Le principal fait d'armes du GSPC dans cette zone a été l'attaque d'une caserne en Mauritanie, conduite par les deux katibats, le 3 juin 2005. Les services occidentaux signalent qu'en septembre, Abid Hamadou, chef du katibat Tariq ibn Ziad, voulait acquérir des AK-47, des mitrailleuses, des obus de mortiers, des roquettes ainsi que 1 000 grenades.
Les Touaregs, qui représentent 80 % de la population dans le nord du Mali, sont entrés en conflit ouvert avec le GSPC. Ils reçoivent une aide logistique des services algériens, et même américains.
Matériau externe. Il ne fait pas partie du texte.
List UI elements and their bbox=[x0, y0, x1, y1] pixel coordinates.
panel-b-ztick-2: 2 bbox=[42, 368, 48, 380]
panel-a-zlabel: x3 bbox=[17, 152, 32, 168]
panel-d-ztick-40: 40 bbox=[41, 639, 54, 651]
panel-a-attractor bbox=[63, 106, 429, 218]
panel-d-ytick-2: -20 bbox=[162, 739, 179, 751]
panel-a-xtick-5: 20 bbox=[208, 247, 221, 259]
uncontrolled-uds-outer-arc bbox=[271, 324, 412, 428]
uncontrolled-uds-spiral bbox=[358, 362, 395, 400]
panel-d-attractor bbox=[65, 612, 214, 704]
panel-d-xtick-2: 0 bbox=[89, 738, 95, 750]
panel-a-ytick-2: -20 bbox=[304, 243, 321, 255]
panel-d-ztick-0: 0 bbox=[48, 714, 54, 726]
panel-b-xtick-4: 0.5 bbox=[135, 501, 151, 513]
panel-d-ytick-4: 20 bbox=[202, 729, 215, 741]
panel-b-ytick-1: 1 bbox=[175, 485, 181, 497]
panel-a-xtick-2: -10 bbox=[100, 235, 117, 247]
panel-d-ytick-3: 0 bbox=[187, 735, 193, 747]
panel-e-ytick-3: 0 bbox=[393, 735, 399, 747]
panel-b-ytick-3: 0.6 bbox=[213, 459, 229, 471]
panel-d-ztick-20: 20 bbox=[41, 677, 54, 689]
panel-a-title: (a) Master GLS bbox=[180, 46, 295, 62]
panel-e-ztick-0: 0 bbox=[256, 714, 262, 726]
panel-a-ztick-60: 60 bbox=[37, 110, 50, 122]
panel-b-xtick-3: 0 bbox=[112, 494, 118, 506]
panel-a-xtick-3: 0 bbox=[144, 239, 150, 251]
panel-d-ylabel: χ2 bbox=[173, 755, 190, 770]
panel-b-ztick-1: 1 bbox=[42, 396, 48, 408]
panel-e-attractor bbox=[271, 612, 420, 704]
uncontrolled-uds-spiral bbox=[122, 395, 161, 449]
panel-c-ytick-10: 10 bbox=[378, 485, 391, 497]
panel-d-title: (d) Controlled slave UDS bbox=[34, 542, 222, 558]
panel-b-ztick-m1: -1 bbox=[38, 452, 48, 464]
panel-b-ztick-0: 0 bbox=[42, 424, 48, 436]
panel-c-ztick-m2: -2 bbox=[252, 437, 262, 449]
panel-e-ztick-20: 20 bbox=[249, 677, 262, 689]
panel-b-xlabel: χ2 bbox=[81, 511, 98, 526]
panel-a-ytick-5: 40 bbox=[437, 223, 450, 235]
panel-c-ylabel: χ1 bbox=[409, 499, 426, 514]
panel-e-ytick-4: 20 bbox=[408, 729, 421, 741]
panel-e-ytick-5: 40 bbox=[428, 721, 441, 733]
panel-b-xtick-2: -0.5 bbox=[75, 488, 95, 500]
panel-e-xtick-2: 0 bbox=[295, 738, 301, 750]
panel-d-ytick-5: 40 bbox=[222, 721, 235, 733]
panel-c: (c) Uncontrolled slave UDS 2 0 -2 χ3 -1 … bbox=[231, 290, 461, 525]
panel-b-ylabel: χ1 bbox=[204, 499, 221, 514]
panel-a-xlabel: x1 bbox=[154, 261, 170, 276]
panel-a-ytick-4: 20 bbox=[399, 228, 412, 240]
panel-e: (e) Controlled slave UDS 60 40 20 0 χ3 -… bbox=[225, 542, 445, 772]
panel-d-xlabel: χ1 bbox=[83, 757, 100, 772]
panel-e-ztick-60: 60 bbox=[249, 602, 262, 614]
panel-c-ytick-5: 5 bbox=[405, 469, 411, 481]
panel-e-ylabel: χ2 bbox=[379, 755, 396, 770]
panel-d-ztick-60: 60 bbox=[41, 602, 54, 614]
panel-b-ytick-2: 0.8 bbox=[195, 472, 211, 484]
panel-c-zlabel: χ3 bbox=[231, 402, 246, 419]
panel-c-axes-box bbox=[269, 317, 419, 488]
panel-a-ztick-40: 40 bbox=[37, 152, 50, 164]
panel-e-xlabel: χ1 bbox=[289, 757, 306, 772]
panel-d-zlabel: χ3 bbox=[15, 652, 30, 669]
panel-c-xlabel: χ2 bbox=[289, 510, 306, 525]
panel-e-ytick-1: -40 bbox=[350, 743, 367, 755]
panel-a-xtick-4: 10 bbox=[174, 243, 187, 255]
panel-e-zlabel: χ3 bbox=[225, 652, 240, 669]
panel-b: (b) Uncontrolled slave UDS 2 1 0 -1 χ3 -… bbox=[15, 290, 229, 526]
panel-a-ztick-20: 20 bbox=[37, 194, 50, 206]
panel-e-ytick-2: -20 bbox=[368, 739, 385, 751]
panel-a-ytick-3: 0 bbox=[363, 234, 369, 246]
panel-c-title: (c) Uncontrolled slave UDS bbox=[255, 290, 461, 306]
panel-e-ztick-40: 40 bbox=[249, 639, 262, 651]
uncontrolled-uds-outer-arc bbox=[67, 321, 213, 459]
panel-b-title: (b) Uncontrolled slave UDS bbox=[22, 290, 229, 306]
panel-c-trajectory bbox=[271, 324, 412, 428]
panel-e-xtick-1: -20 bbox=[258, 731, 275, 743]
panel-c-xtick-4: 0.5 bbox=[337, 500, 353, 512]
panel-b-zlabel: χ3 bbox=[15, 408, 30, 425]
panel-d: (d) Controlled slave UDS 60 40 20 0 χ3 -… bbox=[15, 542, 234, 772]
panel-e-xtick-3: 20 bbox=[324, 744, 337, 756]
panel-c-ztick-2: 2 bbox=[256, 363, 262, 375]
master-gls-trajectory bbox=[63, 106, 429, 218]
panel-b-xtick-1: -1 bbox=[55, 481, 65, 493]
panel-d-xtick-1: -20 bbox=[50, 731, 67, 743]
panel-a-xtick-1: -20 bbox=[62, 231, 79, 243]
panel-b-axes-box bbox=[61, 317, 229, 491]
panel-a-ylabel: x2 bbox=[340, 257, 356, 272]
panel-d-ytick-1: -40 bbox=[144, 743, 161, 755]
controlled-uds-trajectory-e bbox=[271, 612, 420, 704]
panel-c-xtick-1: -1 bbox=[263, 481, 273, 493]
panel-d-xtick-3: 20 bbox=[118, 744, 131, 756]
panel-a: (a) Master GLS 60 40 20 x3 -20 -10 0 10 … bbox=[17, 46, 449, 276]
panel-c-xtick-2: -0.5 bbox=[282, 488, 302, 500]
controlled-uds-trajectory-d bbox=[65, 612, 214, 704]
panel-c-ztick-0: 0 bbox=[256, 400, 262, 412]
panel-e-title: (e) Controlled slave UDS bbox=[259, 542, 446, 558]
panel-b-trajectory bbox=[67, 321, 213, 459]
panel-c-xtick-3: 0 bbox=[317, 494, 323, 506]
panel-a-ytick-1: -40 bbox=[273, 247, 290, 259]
Les islamistes, eux, ont pour alliés les Arabes bérabichs, leurs partenaires dans les trafics qui financent la cause.
Le 19 septembre, les services algériens ont conduit une opération discrète au nord de Tessalit pour éliminer Ahmed Zerfaoui, un homme important dans la région, qui servait de contact pour les combattants étrangers venus s'entraîner. Cette embuscade a été tendue avec la complicité des Touaregs. La réponse du GSPC n'a pas tardé : un convoi de Touaregs est tombé dans une embuscade, le 23 octobre ; six hommes sont morts.
Le 4 octobre, les services algériens ont aussi lancé une opération contre le chef du principal katibat, Mokhtar Belmokhtar. L'opération a échoué. Selon les services français, Belmokhtar, parce qu'il a des troupes hors d'Algérie, pourrait à l'avenir constituer un concurrent pour Abdelmalek Droukdal, le chef du GSPC.
Menace sur la France. Selon les services, il n'existe pas de cellule du GSPC clairement identifiée sur le territoire français. En revanche, des liens auraient été établis entre l'organisation terroriste et d'autres individus, liés au djihadisme international, dont les nouveaux représentants ont souvent la nationalité des pays qu'ils prétendent frapper, comme l'ont illustré les attentats de Londres en juillet 2005.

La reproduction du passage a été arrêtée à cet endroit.